Rabies is acquired from the bite of a dog, monkey or warm-blooded animal, or from a rabid animal licking broken skin. There are no symptoms initially and no screening test. Any suspect bite must be treated with a course of injections. Once the symptoms of rabies emerge the disease is untreatable and invariably fatal.

Bilharzia

The African lakes are the commonest place to acquire this troublesome worm. Many travellers will get some symptoms but a few may not and a blood test more than 6 weeks after your last possible exposure will tell you whether you have a problem or not. The disease is readily curable at present.

Chagas disease

Chagas is a risk if the family has been staying in villages in South or Central America and has been bitten by assassin bugs; infection is most unlikely unless you have been sleeping on the floor in very poor wattle-and-daub type ramshackle huts. If you are worried, there is some sense in getting a blood test to determine whether you have been exposed to the Chagas parasite. Very few travellers will have been exposed and it would probably be best to ask your family doctor to make enquiries at a specialist tropical diseases centre.

Worms

A large roundworm may be passed as much as 18 months after stowing away in your child's intestine. They are harmless although revolting. It is worth having a stool check before treating worms since sometimes the infestation comprises on lonely individual. If the thought of tropical worms really makes you feel squeamish you may want to send a stool sample off to the laboratory; otherwise do not bother. Unlike threadworms these large worms are not directly transmissible from one family member to another.

Psychological Symptoms

Reverse culture shock can hit children, especially if the family has been abroad long term; and readapting to your own culture can cause problems, especially for adolescents who may be going through their own identity crises. One important areas to be aware of is the need for closure, that is allowing a comfortable separation from familiar places and friends when the family is about to move on.

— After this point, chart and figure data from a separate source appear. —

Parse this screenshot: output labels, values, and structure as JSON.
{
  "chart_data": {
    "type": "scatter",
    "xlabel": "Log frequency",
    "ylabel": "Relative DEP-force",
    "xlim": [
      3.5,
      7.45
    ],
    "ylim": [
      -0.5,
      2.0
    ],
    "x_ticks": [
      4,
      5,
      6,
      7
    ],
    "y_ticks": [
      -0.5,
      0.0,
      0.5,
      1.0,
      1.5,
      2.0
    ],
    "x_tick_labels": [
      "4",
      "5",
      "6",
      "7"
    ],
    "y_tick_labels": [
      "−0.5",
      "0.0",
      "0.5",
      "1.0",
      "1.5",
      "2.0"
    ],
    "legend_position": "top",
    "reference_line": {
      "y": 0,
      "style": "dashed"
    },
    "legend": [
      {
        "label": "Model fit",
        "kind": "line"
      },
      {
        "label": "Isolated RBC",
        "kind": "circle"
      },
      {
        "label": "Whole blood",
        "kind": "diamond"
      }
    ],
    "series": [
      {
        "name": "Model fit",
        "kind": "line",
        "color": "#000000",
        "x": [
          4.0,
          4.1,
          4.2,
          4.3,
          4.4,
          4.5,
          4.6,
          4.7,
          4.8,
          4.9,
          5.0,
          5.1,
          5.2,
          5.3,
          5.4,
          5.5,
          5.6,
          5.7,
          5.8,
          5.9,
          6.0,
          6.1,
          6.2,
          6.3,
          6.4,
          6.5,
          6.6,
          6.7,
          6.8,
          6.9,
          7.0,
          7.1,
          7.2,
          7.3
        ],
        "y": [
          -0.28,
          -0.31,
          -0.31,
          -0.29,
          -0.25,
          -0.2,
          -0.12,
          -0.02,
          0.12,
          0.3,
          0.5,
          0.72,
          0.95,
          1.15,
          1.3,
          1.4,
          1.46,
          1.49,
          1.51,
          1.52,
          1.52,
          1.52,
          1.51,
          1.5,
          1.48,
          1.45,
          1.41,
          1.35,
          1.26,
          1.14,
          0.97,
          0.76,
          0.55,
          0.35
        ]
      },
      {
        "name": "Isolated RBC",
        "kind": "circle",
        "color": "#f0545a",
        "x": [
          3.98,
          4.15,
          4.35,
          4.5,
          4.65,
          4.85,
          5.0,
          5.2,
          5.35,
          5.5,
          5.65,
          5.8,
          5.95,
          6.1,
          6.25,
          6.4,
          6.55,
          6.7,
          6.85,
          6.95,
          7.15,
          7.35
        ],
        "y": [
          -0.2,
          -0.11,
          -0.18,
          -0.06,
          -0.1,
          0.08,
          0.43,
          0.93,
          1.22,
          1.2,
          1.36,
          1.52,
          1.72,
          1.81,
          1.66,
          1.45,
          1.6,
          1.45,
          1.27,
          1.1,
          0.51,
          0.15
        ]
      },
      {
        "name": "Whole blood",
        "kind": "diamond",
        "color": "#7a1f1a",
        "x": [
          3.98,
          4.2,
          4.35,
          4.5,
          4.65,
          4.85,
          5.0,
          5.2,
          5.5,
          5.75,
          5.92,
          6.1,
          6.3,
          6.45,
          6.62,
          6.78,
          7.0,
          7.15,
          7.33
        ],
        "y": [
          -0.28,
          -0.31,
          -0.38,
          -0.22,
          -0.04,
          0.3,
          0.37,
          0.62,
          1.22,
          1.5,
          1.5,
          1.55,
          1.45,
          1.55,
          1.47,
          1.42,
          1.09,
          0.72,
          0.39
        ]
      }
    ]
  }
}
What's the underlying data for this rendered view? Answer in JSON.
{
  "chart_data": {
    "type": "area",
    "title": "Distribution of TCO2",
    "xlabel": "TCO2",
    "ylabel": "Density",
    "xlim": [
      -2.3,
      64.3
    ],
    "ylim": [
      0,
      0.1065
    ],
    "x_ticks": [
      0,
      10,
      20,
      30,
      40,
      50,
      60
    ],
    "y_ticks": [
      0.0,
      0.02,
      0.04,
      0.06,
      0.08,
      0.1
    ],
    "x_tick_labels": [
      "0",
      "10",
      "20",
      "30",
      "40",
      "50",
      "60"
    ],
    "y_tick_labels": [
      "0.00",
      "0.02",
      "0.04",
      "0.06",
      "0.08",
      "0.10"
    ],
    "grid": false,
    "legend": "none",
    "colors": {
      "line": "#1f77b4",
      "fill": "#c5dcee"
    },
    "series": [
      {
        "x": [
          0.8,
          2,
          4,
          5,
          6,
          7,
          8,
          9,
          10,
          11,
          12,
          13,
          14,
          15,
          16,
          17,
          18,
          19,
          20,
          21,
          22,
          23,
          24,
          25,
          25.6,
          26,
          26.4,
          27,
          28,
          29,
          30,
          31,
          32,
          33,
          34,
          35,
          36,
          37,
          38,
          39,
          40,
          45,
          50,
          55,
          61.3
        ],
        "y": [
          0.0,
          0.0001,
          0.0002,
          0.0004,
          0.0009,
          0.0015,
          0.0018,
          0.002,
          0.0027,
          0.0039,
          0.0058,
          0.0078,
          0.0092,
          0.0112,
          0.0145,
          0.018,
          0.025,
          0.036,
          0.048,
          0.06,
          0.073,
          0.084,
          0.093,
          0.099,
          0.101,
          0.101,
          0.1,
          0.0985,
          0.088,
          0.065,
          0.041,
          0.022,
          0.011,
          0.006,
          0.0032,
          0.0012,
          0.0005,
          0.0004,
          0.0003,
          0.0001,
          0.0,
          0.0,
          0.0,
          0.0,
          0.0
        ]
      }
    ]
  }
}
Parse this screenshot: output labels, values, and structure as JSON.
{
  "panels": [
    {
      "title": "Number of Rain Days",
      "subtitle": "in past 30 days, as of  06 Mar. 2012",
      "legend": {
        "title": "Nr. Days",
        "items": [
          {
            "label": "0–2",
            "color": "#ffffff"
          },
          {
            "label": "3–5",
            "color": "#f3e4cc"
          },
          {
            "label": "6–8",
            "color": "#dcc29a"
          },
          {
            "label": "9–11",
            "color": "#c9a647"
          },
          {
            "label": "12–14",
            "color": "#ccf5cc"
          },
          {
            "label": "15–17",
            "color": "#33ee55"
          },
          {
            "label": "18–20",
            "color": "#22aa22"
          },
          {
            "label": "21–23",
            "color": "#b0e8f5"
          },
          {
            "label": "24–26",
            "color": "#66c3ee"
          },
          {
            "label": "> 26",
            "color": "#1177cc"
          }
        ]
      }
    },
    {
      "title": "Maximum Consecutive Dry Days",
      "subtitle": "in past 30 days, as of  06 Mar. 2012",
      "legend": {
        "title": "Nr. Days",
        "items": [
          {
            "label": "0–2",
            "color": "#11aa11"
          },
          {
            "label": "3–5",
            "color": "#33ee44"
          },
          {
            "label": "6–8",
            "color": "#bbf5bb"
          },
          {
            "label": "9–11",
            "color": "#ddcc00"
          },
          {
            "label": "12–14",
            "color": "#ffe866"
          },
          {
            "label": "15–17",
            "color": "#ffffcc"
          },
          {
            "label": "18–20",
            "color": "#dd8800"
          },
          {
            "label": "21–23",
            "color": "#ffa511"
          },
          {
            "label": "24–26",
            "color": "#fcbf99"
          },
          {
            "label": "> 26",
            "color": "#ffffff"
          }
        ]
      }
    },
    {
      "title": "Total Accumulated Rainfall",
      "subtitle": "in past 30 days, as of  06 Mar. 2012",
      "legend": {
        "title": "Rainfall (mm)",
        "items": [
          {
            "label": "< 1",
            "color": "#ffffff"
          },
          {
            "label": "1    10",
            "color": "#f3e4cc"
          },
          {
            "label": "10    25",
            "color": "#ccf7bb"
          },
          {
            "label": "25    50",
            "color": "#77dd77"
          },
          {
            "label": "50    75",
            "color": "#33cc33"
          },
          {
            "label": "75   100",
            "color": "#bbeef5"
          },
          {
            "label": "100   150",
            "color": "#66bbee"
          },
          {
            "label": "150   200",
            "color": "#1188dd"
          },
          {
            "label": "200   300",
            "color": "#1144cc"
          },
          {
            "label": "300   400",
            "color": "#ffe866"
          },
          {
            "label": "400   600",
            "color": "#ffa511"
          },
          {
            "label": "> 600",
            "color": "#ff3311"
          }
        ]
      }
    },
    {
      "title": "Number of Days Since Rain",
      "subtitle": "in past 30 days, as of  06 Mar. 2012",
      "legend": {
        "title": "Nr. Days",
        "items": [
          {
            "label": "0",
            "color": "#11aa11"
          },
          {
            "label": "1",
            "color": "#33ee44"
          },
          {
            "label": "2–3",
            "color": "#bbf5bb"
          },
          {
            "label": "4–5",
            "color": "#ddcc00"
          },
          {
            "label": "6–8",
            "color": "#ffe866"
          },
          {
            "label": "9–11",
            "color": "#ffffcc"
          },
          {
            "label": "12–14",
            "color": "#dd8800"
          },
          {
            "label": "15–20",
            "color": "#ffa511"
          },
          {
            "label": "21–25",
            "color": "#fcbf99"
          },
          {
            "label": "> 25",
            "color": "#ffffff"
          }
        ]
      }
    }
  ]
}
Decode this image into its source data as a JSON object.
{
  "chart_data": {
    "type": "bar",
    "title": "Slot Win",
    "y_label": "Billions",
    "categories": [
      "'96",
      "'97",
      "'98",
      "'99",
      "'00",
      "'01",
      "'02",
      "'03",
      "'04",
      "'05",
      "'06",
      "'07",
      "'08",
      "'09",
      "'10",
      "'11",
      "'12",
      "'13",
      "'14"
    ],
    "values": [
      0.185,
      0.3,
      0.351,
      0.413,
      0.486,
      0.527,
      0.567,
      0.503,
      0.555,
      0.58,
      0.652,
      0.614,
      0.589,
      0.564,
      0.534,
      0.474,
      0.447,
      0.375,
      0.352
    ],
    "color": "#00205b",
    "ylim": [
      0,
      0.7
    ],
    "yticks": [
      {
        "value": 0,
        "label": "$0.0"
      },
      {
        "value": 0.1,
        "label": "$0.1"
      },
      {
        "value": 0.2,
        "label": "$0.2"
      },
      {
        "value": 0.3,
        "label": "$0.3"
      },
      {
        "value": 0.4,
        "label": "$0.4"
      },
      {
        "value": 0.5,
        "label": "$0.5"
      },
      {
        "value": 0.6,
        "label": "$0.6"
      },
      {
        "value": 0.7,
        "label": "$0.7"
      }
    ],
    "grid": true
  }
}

Goodbyes need to be said to both people and favourite haunts, and it is healthy to talk a little about leaving. The longer you have been based in a place the longer the closure rituals should be; but even after a holiday, children like a 'last go' on this slide or a 'last visit' to that favourite rocky cove. Ensure they know it is a last visit. And when you get 'home' be prepared for all the adjustments problems you may have noticed when you first went abroad; these processes are mentioned above. Travel is stressful so allow all members of the family time to adjust.

Finally be aware that children are treasured and protected in developing countries in a way that we have forgotten at home. Returning children who are not shy of strangers may be exposed to possible new hazards or even abduction. Expatriate children are more mature in many ways but they also may have been sheltered from the obscene aspects of 'civilised' countries.